$q_{max }$ is the maximum heat that could be transferred between the fluids per unit time, in the ideal case that the temperature difference between the input and output of a flow is equal to the maximum possible (see below).
$q_{max }$ is calculated as the product of :
- the maximum temperature difference i.e. the hot inlet $T_{h,i}$ minus the the cold inlet temperature $T_{c,i}$
$$\Delta T_{max} = T_{h,i}- T_{c,i}$$
- the minimum product of mass rate and heat capacity
$$C_{min}= \min\left(\dot{m}_h\cdot c_{p,h}, \dot{m}_c\cdot c_{p,c}\right)$$
so $q_{max }$ is given by:
$$q_{max } = C_{min}\Delta T_{max}$$
The reason that is done, because in the best case scenario, the maximum heat is transferred when the hot reaches the inlet cool temperature (and vice versa). Beyond that point there is no exchange if there is no temperature difference.
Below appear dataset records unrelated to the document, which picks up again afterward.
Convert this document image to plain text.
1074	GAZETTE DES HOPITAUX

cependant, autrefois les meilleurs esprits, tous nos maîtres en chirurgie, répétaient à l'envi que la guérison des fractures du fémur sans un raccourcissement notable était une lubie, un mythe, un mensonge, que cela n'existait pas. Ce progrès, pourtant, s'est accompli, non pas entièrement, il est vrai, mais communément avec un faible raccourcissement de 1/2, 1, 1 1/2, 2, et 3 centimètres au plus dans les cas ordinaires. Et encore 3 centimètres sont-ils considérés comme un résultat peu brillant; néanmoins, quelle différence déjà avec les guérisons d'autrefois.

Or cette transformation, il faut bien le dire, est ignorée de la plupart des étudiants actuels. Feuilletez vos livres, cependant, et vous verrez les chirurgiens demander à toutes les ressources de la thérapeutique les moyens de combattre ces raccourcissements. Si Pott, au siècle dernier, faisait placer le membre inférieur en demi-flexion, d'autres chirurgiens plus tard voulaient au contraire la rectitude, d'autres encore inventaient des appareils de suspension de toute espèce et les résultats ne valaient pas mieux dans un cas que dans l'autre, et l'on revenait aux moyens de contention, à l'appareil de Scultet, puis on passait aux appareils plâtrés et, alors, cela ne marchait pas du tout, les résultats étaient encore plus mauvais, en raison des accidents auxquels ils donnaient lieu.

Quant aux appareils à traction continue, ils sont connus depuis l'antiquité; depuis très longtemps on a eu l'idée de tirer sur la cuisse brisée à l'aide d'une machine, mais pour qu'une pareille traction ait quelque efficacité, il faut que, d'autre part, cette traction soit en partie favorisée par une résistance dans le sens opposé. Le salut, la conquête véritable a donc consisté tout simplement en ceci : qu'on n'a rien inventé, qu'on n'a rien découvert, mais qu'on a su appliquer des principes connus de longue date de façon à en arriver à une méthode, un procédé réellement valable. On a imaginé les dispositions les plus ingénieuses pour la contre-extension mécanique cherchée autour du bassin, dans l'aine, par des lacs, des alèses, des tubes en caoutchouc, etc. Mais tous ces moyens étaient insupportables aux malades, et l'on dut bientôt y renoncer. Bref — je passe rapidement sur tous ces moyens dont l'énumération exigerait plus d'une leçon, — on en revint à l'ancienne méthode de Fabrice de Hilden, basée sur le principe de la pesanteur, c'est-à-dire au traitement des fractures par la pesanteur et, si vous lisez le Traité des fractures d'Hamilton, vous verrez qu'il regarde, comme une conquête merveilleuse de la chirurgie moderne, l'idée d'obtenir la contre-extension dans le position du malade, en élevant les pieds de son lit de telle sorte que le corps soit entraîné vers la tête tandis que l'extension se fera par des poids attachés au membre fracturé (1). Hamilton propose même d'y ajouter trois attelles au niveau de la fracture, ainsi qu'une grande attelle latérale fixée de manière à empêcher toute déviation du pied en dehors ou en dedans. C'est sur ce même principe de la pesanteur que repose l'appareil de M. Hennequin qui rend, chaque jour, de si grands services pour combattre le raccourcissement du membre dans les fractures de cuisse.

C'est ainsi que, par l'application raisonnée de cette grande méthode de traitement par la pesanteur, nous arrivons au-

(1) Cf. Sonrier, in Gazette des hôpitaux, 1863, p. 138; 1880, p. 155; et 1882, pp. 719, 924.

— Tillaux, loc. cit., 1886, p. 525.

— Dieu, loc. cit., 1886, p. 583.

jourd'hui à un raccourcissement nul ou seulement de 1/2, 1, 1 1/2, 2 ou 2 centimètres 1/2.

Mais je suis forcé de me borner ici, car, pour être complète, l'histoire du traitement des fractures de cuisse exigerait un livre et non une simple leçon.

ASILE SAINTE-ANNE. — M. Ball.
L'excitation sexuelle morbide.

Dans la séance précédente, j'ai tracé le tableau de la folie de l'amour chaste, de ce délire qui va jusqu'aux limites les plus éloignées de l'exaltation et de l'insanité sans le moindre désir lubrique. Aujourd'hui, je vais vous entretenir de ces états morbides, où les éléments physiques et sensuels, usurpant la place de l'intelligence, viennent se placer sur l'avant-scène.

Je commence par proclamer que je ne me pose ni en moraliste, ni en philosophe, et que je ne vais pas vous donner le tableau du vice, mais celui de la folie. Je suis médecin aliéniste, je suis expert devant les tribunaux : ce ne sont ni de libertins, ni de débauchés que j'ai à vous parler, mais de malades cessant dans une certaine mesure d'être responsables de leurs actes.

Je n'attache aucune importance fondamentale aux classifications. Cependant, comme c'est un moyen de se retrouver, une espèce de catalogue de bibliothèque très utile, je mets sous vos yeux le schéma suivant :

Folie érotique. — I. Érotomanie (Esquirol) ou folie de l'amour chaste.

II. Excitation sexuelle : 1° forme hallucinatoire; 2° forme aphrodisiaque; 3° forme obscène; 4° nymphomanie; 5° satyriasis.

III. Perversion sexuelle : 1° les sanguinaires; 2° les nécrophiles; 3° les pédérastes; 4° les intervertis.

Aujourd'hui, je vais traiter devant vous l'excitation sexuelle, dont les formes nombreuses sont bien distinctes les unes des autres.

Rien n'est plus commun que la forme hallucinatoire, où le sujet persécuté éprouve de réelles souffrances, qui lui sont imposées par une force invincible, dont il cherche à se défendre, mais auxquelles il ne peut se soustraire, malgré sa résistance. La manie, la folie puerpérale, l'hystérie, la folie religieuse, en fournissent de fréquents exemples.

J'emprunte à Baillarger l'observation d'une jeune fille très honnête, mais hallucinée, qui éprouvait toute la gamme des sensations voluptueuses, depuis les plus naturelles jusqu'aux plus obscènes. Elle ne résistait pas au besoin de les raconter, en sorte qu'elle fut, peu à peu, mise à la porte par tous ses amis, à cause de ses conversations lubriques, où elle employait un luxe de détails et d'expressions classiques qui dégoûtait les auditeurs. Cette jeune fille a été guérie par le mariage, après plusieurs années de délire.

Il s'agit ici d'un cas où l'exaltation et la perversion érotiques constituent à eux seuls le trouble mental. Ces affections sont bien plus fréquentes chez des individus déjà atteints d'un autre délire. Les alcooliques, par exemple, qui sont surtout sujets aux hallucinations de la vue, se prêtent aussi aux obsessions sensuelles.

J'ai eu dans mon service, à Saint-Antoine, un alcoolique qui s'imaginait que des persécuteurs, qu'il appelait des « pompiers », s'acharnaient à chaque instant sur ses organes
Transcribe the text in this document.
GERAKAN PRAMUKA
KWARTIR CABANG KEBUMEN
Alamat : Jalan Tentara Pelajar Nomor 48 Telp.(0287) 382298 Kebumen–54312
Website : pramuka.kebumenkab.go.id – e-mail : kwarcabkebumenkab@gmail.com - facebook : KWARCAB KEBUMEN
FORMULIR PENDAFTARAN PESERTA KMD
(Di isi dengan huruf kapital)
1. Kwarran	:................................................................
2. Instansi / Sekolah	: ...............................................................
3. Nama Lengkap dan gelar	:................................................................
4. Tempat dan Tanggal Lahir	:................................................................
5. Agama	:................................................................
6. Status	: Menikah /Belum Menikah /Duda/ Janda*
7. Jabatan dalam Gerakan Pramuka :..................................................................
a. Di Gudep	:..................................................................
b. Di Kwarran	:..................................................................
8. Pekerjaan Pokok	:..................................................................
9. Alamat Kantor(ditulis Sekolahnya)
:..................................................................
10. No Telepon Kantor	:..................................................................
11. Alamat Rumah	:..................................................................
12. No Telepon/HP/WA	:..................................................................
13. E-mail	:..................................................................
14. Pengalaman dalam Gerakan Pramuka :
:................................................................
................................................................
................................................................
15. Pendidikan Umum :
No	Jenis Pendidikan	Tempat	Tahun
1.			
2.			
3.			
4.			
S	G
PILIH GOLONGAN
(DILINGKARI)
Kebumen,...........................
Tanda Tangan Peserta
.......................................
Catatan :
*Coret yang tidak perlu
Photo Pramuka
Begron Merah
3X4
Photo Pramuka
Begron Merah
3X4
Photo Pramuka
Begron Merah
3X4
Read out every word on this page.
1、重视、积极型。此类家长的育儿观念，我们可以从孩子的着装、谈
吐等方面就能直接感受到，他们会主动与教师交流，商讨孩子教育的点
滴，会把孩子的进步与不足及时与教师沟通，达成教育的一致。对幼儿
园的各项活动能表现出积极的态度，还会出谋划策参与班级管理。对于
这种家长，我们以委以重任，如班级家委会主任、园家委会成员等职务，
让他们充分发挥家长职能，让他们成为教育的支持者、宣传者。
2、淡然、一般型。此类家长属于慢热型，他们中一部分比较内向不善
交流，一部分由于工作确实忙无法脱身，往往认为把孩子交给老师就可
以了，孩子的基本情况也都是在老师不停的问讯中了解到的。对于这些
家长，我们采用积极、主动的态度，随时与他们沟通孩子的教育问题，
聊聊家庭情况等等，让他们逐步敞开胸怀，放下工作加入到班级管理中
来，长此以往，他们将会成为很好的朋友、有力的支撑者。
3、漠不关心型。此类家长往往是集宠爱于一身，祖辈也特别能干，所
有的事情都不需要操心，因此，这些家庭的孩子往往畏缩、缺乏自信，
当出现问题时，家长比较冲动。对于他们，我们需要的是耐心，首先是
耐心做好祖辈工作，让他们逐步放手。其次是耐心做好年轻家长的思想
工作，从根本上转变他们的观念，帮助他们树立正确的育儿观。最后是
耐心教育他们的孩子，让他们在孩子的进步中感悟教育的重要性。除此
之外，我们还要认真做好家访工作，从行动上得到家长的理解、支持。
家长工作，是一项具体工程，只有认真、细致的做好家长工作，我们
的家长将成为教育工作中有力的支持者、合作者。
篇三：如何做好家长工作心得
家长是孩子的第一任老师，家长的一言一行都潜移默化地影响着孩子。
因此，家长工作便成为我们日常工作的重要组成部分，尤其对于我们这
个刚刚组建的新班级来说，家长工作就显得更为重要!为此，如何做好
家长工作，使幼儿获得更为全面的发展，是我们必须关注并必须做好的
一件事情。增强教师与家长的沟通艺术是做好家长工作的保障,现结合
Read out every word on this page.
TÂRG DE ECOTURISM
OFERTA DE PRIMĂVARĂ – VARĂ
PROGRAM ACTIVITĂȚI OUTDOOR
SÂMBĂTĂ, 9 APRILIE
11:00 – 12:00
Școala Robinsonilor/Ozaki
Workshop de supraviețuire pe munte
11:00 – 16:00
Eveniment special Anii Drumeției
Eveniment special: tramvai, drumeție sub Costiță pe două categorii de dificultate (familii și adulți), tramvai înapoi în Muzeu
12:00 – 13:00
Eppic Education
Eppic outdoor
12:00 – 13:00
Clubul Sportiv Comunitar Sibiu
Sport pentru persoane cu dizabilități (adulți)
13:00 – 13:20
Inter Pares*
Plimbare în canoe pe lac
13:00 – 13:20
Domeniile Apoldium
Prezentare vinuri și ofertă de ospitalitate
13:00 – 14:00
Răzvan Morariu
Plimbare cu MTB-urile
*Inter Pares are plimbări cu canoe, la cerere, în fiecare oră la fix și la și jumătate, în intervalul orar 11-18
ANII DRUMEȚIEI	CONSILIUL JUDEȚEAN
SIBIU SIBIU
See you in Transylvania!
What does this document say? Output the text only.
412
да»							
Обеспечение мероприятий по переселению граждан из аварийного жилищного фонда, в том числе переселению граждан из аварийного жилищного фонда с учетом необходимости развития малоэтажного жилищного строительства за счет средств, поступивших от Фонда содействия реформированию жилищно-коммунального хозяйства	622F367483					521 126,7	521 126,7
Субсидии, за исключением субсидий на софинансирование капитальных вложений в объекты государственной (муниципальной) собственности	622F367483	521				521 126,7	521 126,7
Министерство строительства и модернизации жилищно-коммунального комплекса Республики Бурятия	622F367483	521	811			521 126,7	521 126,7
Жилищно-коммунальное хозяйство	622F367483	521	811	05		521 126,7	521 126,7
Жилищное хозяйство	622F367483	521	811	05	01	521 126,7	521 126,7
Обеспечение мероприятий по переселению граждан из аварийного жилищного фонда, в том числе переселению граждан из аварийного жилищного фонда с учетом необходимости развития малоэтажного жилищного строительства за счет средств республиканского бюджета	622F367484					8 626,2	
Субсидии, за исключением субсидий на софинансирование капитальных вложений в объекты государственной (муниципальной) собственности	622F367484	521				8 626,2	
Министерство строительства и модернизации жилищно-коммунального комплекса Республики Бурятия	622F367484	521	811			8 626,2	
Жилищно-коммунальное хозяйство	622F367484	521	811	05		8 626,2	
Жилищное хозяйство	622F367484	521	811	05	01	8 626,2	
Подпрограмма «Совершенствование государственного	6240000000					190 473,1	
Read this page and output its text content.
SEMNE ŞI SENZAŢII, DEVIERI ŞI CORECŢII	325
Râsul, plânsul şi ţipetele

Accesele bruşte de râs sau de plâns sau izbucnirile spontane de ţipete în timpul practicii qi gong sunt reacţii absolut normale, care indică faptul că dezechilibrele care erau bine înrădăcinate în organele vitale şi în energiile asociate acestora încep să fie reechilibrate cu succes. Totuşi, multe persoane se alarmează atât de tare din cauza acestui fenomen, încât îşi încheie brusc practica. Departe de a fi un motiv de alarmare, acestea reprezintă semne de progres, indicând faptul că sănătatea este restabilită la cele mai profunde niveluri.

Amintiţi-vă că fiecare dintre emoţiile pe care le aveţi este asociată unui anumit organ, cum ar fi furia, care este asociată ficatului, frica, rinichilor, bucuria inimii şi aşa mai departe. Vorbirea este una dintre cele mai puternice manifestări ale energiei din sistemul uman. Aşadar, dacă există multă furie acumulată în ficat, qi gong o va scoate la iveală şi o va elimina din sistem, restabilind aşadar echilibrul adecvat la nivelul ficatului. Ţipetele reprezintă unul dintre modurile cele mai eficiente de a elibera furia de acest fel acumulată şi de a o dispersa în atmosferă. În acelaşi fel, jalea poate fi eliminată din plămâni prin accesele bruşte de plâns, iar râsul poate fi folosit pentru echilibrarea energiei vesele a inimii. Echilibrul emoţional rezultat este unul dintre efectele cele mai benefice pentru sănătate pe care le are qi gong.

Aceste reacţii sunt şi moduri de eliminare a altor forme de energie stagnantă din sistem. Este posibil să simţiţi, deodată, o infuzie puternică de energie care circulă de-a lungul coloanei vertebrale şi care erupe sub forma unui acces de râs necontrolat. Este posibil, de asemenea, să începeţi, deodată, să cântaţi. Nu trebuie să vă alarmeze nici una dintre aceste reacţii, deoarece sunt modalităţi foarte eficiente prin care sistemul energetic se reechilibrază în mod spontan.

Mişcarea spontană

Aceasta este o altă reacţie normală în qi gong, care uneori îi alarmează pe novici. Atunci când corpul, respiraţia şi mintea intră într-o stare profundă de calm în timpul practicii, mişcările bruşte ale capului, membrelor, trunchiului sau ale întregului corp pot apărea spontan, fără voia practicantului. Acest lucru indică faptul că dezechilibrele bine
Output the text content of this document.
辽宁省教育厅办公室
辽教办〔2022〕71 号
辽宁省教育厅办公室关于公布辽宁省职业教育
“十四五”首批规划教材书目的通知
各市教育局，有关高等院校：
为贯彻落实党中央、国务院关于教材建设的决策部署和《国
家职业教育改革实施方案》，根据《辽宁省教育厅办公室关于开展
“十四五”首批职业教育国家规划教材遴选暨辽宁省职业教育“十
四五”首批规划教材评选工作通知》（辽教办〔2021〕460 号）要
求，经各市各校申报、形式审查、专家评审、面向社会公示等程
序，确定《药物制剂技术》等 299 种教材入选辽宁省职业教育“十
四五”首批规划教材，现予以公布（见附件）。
The minimum $\dot{m}\cdot c_{p}$ is selected because depending on the properties, -in the generic case - only one of the flows will reach the limiting temperature (be that cold or hot). That will be depended on the mass flow, and on the material heat capacity properties (i.e. how much energy is required to increase by 1 deg the temperature of 1 kg).